Lei garante acesso gratuito ao tratamento com Cannabis medicinal no SUS aos pacientes com doenças patológicas que podem ser tratadas com os derivados da planta

Apesar da liberação, os remédios são importados e têm um valor de difícil acesso para boa parte da população. Foto: Divulgação

Por Mauro Utida

O Projeto de Lei 1.180/19 que garante a inclusão dos medicamentos à base da Cannabis no Sistema Único de Saúde (SUS) foi aprovado, nesta quarta-feira (21), pela Assembleia Legislativa de São Paulo (Alesp). Os remédios serão fornecidos pela gestão estadual por meio de decisão judicial.

Medicamentos à base da Cannabis são importados e têm um valor de difícil acesso para boa parte da população. O medicamento custa em média R$ 1.500,00 por mês, dependendo da dosagem indicada para o paciente.

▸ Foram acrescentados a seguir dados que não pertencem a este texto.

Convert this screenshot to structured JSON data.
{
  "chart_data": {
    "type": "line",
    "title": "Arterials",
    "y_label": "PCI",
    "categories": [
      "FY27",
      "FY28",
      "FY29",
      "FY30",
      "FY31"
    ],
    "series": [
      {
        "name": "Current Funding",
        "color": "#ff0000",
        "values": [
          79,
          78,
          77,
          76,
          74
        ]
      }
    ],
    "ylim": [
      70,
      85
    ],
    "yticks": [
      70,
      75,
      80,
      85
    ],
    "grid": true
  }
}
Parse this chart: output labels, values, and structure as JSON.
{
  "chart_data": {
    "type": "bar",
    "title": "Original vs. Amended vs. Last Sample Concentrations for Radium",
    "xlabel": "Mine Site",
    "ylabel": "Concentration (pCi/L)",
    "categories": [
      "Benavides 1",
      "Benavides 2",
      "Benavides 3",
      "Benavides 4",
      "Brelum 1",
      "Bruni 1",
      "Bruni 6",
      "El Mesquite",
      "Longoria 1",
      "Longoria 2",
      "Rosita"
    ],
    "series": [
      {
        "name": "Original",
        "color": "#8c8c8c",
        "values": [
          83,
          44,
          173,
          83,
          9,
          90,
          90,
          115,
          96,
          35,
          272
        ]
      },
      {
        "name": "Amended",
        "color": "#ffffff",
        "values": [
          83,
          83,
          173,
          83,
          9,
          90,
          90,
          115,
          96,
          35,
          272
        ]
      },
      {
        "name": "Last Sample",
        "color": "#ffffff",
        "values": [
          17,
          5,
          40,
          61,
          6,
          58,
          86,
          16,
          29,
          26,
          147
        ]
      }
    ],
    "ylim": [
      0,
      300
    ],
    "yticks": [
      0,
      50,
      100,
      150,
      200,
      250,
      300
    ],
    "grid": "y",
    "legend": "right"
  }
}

O PL instituiu a política estadual de fornecimento gratuito pelo Estado de medicamentos de derivado vegetal à base de canabidiol, em associação com outras substâncias canabinóides, incluindo o tetrahidrocanabidiol (THC). O Estado do Paraná aprovou uma lei parecida recentemente e Pernambuco também avança neste sentido.

O objetivo é adequar a temática do uso da Cannabis Medicinal aos padrões de saúde pública estadual mediante a realização de estudos e referências internacionais, visando o fornecimento e acesso aos medicamentos. Os pacientes com doenças que comprovadamente o medicamento diminua as consequências clínicas e sociais dessas patologias terão acesso aos tratamentos.

A conquista foi comemorada pela deputada estadual de SP, Isa Penna (PCdoB), que é co-autora do projeto. “Boa notícia para familiares de autistas, pessoas com síndromes raras, câncer e outras patologias”.

Também assinam o Projeto de Lei os deputados Caio França, Erica Malunguinho, Patrícia Gama, Marina Helou, Sergio Victor, Adalberto Freitas e Monica da Mandata Ativista.

A aprovação também foi comemorada pela Associação Brasileira de Apoio Cannabis Esperança (Abrace). “Um passo importante para diversas famílias do estado, que há anos lutam na justiça pelo acesso ao medicamento”.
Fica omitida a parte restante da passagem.